Niños, enfermos y ancianos son los colectivos con los que principalmente desempeñan su labor
Sindicatos y entidades afirman que el 90% de las personas que prestan los servicios son hispanoamericanas
No hay registro de su actividad, no forman parte de la Galicia oficial, pero sí de la real hasta el punto de que, en muchos casos, podría considerárseles imprescindibles: son las personas que trabajan y proporcionan apoyo social a miles de gallegos, muchos de los cuales viven en soledad o no pueden valerse por sí mismos.
Falta constancia de cuántos son, de cómo es su trabajo y de las condiciones en que se desarrolla, pero, si se pregunta a las secciones sindicales y a las asociaciones gallegas especializadas en inmigración, la coincidencia en el dato es generalizada: prácticamente el 90% de los asistentes y cuidadores en régimen de internado son extranjeros, entre los que se incluyen los casi 4.000 registrados en el régimen de hogar de la Seguridad Social.
Messaoud Elomari, del Centro de Información de Traballadores Estranxeiros de Comisións Obreiras, avala el porcentaje y lo perfila: «Se ocupan principalmente de ancianos, niños y adultos discapacitados y de enfermos de alzhéimer». Miguel Fernández, de Cáritas Santiago y portavoz del Foro de Inmigración, apuntala el porcentaje: «Este servizo concreto está monopolizado por inmigrantes en réxime de internado».
En clave femenina
Willy Álvarez Cancio, secretario general de la Federación Galega de Inmigrantes Fillos do Mundo -cuya bolsa de trabajo (886 122 867) es de las más activas de Galicia-, es rotundo al respecto: «Se non houbese mulleres inmigrantes, casi non habería quen atendese a moitos galegos, incluso dependentes».
La clave está, en efecto, en las mujeres, cuyo perfil responde a una hispanoamericana mayor de 40 años, en situación irregular, empleada de hogar pero también cuidadora de personas necesitadas o de enfermos por unos 600 euros mensuales o por 7 o 9 euros la hora.
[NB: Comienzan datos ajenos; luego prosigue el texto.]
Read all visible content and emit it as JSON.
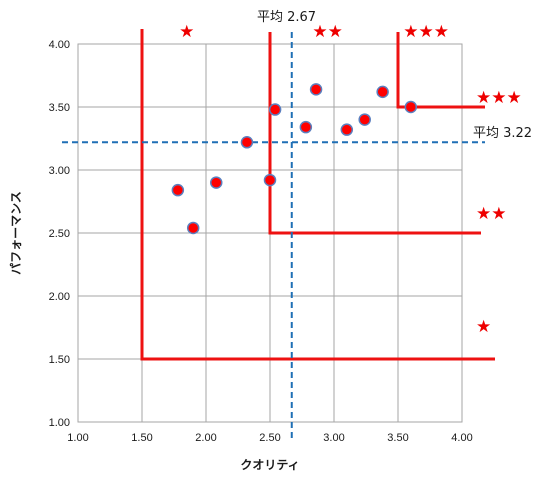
{
  "chart_data": {
    "type": "scatter",
    "xlabel": "クオリティ",
    "ylabel": "パフォーマンス",
    "xlim": [
      1.0,
      4.0
    ],
    "ylim": [
      1.0,
      4.0
    ],
    "x_ticks": [
      "1.00",
      "1.50",
      "2.00",
      "2.50",
      "3.00",
      "3.50",
      "4.00"
    ],
    "y_ticks": [
      "1.00",
      "1.50",
      "2.00",
      "2.50",
      "3.00",
      "3.50",
      "4.00"
    ],
    "grid": true,
    "points": [
      {
        "x": 1.78,
        "y": 2.84
      },
      {
        "x": 1.9,
        "y": 2.54
      },
      {
        "x": 2.08,
        "y": 2.9
      },
      {
        "x": 2.32,
        "y": 3.22
      },
      {
        "x": 2.5,
        "y": 2.92
      },
      {
        "x": 2.54,
        "y": 3.48
      },
      {
        "x": 2.78,
        "y": 3.34
      },
      {
        "x": 2.86,
        "y": 3.64
      },
      {
        "x": 3.1,
        "y": 3.32
      },
      {
        "x": 3.24,
        "y": 3.4
      },
      {
        "x": 3.38,
        "y": 3.62
      },
      {
        "x": 3.6,
        "y": 3.5
      }
    ],
    "averages": {
      "x": {
        "value": 2.67,
        "label": "平均 2.67"
      },
      "y": {
        "value": 3.22,
        "label": "平均 3.22"
      }
    },
    "rank_boundaries": [
      {
        "rank": "★",
        "x": 1.5,
        "y": 1.5
      },
      {
        "rank": "★★",
        "x": 2.5,
        "y": 2.5
      },
      {
        "rank": "★★★",
        "x": 3.5,
        "y": 3.5
      }
    ],
    "star_labels": [
      {
        "text": "★",
        "region": "top",
        "near_x": 1.85
      },
      {
        "text": "★★",
        "region": "top",
        "near_x": 2.95
      },
      {
        "text": "★★★",
        "region": "top",
        "near_x": 3.72
      },
      {
        "text": "★★★",
        "region": "right",
        "near_y": 3.58
      },
      {
        "text": "★★",
        "region": "right",
        "near_y": 2.66
      },
      {
        "text": "★",
        "region": "right",
        "near_y": 1.76
      }
    ],
    "colors": {
      "marker_fill": "#ff0000",
      "marker_edge": "#5b7fbf",
      "boundary_line": "#ee1111",
      "average_line": "#1f6fb5",
      "grid": "#a6a6a6",
      "stars": "#ee0000"
    }
  }
}
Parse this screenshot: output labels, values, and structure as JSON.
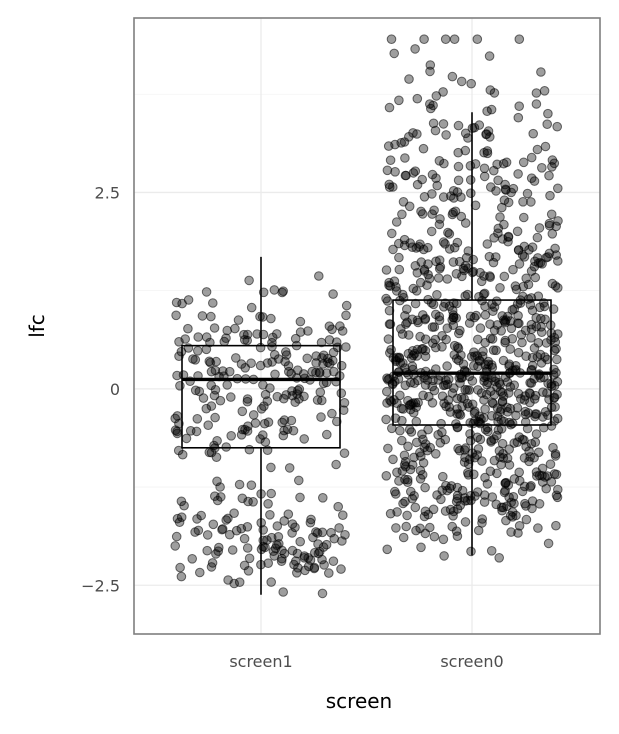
{
  "chart_data": {
    "type": "boxplot",
    "title": "",
    "xlabel": "screen",
    "ylabel": "lfc",
    "categories": [
      "screen1",
      "screen0"
    ],
    "y_ticks": [
      2.5,
      0,
      -2.5
    ],
    "y_tick_labels": [
      "2.5",
      "0",
      "−2.5"
    ],
    "ylim": [
      -3.12,
      4.72
    ],
    "grid": true,
    "legend": "none",
    "boxes": [
      {
        "category": "screen1",
        "q1": -0.75,
        "median": 0.12,
        "q3": 0.55,
        "whisker_low": -2.62,
        "whisker_high": 1.68
      },
      {
        "category": "screen0",
        "q1": -0.46,
        "median": 0.2,
        "q3": 1.13,
        "whisker_low": -2.12,
        "whisker_high": 3.52
      }
    ],
    "points": [
      {
        "category": "screen1",
        "n": 340,
        "y_min": -2.75,
        "y_max": 1.68
      },
      {
        "category": "screen0",
        "n": 900,
        "y_min": -2.15,
        "y_max": 4.45
      }
    ],
    "point_color": "#000000",
    "point_alpha": 0.4
  }
}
Eso es, según quienes conocen esa realidad, lo habitual; pero hay quien cobra más y está contento con el trabajo y el trato, y a quien se le paga menos y se le explota: «É un traballo sufrido, nada recoñecido e moitas veces os traballadores están semiexplotados», señala Miguel Fernández.
Una tarea que hasta hace poco era casi exclusiva del entorno familiar recae ahora en personas ajenas a él, la mayoría mujeres que en muchos casos aceptan esa labor como complemento a los ingresos del marido. Guillermo Fernández-Obanza, de Ecodesarrollo Gaia, va más allá en su diagnóstico: «Las inmigrantes no tienen otra opción. Otras no quieren esa responsabilidad ni por dinero porque exige dedicación, paciencia, comprensión y sufrimiento».